Nessuno sa interpretare davvero i mercati, entità irrazionali. Perché i tassi sui Btp erano bassi quando l’Italia perdeva il 7% del Pil e sono esplosi nel 2011, anno scarso, ma non terribile come il 2009? Il fatto è che adesso si è acceso il faro sui debiti pubblici. E allora anche la quantità è entrata nel computo dei rischi. Come, del resto, accade in tutte le aziende. Accanto ai provvedimenti per la crescita, serve dunque una mazzata al debito per riportarne il costo a livelli più sostenibili.

Sulla carta le idee sono due, non necessariamente alternative: a) un consistente prelievo una tantum sulla ricchezza delle famiglie da una certa soglia in su; b) una realistica valorizzazione delle attività pubbliche in tempi stretti. La prima idea, sostenuta soprattutto dai sindacati, non è stata adottata dal governo Monti.

Che si è limitato a una somma di imposte patrimoniali (lusso, bolli, Ici) che vale quasi l’1% del Pil. Più o meno quanto chiedeva Confindustria. L’idea del prelievo straordinario potrà essere ripresa, magari con parziali compensazioni sulle dichiarazioni dei redditi future come consigliava sul Corriere il banchiere Pietro Modiano? Al momento nessuno può dirlo, anche perché nel Pdl e nello stesso Pd si nutrono molte riserve sul prelievo pesante.

La seconda idea può avere attuazioni diverse, purché immediate e senza dimenticare che non siamo più negli anni 90, con le Borse al rialzo e tutta l’argenteria ancora da vendere. Qui siamo al cesello, per incassare subito e non svendere.

Per smobilizzare gli edifici delle pubbliche amministrazioni centrali e locali, Deutsche Bank suggerisce di importare dagli Usa il modello dei Real estate investment trust, grandi fondi immobiliari con benefici fiscali ai sottoscrittori. Tra i tecnici ministeriali non si esclude di usare questa formula, che può coinvolgere i cittadini, anche per le partecipazioni (Eni, Enel, eccetera). Un fondo da 2-300 miliardi potrebbe indebitarsi per la metà dando tutti gli attivi in garanzia e ricomprare titoli di Stato approfittando delle basse quotazioni.

Mediobanca propende per la costituzione di una società, anche pubblica, alla quale Tesoro ed enti locali dovrebbero cedere partecipazioni e immobili appetibili per 100 miliardi. Questa società pagherebbe emettendo obbligazioni a un tasso assai più basso dei Btp perché garantite non solo dallo Stato ma anche dagli attivi. Queste obbligazioni verrebbero riservate a banche e assicurazioni in cambio dei loro Btp. Che il Tesoro potrebbe poi cancellare.

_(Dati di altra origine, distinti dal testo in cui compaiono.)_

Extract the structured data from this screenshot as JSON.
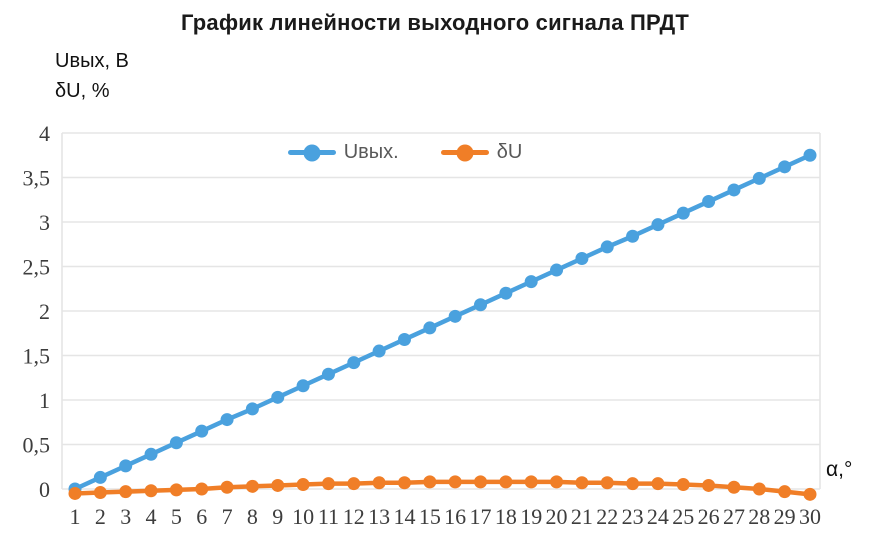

In ogni caso, ci vorrà sapienza politica per convincere gli enti locali a conferire case ed ex municipalizzate e, ancor più, per avere il consenso dell’Unione Europea a far uscire i nuovi debiti dal perimetro del debito pubblico. Come fa la Germania con la KfW. E ci vorrà pure il placet della Bce se saranno coinvolte le banche. Ma in ogni caso, è da queste manovre che l’Italia potrebbe emanciparsi in tutto o in parte dai colossali e pericolosi rinnovi di titoli di Stato nel biennio di ferro 2012-13. Con prevedibili e non trascurabili risparmi sui tassi.